Etwas ist anders hier. Das wird beim Hören der 9-Uhr-Nachrichten des nigerianischen «Women Radio» rasch klar. Ein Beitrag geht der Frage nach, wie sich die wirtschaftliche Krise des Landes auf Schwangere auswirkt. Später geht es um die Entführung von Mädchen, um Jobchancen für junge Frauen und um den jüngsten Erfolg der nigerianischen Turnerinnen.
Das zeigt: Die Frauen stehen bei Women Radio fast immer im Zentrum – in den Nachrichten genauso wie in den Unterhaltungs- und Ratgebersendungen. In Nigeria markiert dies einen starken Kontrast zu den meisten anderen Radiostationen und Zeitungen. Diese werden meist von Männern gemacht – und für Männer.
«In den nigerianischen Medien hatten die Frauen lange keine Gelegenheit, ihre Anliegen vorzubringen», sagt Esther Alaribe, die Moderatorin der Nachrichtensendung. Genau das sei der Grund gewesen, weshalb das Frauenradio im Jahr 2015 gestartet wurde.

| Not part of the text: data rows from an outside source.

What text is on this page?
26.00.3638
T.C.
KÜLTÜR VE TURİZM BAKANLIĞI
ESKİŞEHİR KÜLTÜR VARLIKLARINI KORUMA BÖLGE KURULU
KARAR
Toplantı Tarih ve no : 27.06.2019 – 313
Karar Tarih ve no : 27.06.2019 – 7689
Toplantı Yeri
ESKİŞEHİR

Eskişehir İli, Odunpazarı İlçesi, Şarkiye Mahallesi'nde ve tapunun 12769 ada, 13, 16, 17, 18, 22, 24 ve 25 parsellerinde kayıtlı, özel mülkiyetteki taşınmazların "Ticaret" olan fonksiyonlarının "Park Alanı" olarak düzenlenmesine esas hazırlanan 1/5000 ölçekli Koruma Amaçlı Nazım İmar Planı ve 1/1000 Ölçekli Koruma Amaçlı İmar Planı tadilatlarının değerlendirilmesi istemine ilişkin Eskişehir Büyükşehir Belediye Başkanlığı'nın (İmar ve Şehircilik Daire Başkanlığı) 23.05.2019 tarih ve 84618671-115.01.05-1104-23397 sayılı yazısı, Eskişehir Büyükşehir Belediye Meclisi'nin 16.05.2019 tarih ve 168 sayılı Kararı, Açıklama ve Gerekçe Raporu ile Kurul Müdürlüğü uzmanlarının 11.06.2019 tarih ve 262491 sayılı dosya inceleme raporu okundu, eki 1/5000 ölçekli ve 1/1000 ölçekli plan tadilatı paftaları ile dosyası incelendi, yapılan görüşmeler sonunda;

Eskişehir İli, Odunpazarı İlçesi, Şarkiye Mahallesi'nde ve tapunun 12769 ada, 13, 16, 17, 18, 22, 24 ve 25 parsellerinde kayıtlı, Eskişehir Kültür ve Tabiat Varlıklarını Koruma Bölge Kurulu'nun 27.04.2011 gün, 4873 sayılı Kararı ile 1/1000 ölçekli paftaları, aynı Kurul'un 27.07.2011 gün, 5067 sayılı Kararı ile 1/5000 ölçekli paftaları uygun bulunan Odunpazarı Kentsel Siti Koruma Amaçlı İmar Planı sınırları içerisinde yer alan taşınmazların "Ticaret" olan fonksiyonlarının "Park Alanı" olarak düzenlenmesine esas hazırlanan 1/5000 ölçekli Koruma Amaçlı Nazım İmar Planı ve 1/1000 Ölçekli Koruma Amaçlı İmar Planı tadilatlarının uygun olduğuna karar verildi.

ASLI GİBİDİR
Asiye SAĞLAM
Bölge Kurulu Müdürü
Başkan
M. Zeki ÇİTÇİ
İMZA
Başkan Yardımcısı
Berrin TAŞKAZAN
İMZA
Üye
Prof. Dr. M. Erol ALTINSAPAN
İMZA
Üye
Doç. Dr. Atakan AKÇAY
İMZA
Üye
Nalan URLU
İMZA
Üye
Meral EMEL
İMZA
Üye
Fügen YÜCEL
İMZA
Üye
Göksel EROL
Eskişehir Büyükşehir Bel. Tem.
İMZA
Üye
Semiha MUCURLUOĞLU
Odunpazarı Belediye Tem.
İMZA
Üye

Frauen im Parlament: 3.9 Prozent
Das Studio des Senders liegt in einem Vorort von Lagos, der riesigen und chaotischen 20-Millionen-Metropole Nigerias. Esther Alaribe führt durch das blaue Glasgebäude: drei Studios, ein Weiterbildungsraum, eine Küche, ein halbes Dutzend Büros.
Die 25-Jährige ist auch Programmleiterin des Senders – und wohl seine wichtigste Stimme. Für Alaribi ist klar, dass es noch ein weiter Weg zur Gleichberechtigung ist in dem mit rund 220 Millionen Einwohnern bevölkerungsreichsten Land Afrikas. Gerade in der Politik spielten die Frauen weiterhin kaum eine Rolle. «Auf zehn Männer kommt da vielleicht eine Frau, und in manchen Regionen sitzt noch immer keine einzige Frau in der Regierung.»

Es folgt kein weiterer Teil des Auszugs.